In een gerandomiseerd onderzoek hebben we aangetoond dat de klinische zwangerschapskans bij intra-uteriene inseminatie groter was na gecontroleerde ovariële stimulatie met gonadotrofine injecties (hMG) dan met hormonale pilletjes (CC). De klinische zwangerschapskans was 12.4% in de hMG groep en 6.7% in de CC groep. De kans op een geannuleerde cyclus was ook significant lager in de hMG groep (4.7%) dan in de CC groep (15.4%). Een bijkomende kosten-batenanalyse toonde dat ovariële stimulatie met hMG geassocieerd is met een hogere kosteneffectiviteit dan ovariële stimulatie met CC bij subfertiele koppels die een IUI behandeling ondergaan. In een monocentrische en multicentrische studie hebben we vervolgens nagekeken of hormonale ondersteuning van de luteale fase met progesterone nodig is in IUI cycli gestimuleerd met gonadotrofines. Beide studies toonden geen significant verschil in klinische zwangerschapskans aan tussen de twee groepen. Deze resultaten moeten met voorzichtigheid geïnterpreteerd worden aangezien de beoogde steekproefgrootte omwille van rekruteringsproblemen niet gehaald werd in beide studies. In de multicentrische studie was er echter wel een tendens tot een hogere klinische zwangerschapskans in de groep met hormonale ondersteuning in vergelijking met de groep zonder hormonale ondersteuning van de luteale fase (16.8% versus 11%). De resultaten van al deze studies kunnen helpen om tot een juiste keuze van behandeling te komen d.m.v “gezamenlijke besluitvorming” tussen patiënten en artsen, en verder kunnen deze resultaten ook beleidsmakers helpen om de kosten in de gezondheidszorg die verband houden met fertiliteitsbehandelingen beter te begrijpen en te controleren.

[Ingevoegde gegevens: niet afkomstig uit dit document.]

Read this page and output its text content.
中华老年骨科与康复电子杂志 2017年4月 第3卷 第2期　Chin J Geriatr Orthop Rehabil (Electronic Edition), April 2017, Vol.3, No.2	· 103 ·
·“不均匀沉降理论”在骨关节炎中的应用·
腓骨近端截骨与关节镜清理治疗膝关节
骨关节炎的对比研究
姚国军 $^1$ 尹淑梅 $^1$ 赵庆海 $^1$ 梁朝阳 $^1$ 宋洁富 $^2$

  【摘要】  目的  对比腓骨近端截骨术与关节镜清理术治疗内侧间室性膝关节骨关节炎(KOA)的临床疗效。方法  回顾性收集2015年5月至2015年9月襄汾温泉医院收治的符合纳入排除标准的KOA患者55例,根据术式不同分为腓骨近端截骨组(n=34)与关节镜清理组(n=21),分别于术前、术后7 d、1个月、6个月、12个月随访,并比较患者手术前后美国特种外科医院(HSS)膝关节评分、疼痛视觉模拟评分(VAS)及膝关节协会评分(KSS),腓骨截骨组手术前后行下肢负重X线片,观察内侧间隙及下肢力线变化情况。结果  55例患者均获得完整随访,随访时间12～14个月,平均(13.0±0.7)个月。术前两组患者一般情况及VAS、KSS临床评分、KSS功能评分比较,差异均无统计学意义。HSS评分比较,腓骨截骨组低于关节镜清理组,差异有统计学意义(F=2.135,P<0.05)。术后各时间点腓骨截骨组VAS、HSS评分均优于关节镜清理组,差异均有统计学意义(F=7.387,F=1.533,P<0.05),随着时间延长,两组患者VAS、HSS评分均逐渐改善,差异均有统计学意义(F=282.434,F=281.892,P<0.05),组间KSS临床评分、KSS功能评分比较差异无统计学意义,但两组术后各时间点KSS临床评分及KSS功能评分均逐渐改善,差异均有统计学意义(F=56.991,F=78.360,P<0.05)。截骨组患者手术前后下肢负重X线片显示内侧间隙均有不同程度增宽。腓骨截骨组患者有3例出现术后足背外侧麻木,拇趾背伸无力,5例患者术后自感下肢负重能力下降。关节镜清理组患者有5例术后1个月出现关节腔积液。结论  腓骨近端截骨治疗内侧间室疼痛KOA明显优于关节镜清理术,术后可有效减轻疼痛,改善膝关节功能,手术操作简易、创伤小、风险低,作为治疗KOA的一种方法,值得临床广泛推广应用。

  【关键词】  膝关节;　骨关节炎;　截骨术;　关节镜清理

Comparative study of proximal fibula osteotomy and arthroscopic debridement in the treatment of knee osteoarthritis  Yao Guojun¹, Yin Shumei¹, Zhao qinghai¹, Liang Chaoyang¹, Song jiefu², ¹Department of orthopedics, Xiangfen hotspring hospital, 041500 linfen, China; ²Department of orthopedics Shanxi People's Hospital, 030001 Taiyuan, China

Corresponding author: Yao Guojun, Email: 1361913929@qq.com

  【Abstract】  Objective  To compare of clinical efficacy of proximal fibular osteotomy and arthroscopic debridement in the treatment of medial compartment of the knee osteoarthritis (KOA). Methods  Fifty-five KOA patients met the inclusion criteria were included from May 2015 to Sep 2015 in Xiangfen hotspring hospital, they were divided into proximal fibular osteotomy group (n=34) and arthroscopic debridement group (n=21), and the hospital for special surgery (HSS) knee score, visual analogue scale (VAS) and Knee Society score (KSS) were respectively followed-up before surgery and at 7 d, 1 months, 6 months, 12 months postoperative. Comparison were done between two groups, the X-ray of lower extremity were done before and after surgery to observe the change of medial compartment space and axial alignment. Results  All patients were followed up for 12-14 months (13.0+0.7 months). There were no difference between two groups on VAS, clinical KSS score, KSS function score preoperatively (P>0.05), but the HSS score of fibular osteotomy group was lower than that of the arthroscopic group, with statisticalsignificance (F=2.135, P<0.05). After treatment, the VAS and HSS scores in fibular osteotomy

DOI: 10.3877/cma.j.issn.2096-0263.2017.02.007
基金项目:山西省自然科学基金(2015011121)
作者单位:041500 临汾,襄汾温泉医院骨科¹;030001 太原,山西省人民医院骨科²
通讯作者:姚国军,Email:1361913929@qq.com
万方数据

De Wet van 6 juli 2007 bepaalt o.a. dat niet mag worden overgegaan tot een nieuwe afname van gameten zolang de wensouders nog beschikken over overtallige ingevroren embryo’s. Door deze wet enerzijds en door de druk die de koppels ondervinden om binnen het beperkt aantal terugbetaalde cycli zwanger te worden anderzijds, is het belangrijk om onderzoek te verrichten naar methoden die de zwangerschapskans en de implantatiekans van ingevroren/ontdooide embryo’s kunnen verhogen.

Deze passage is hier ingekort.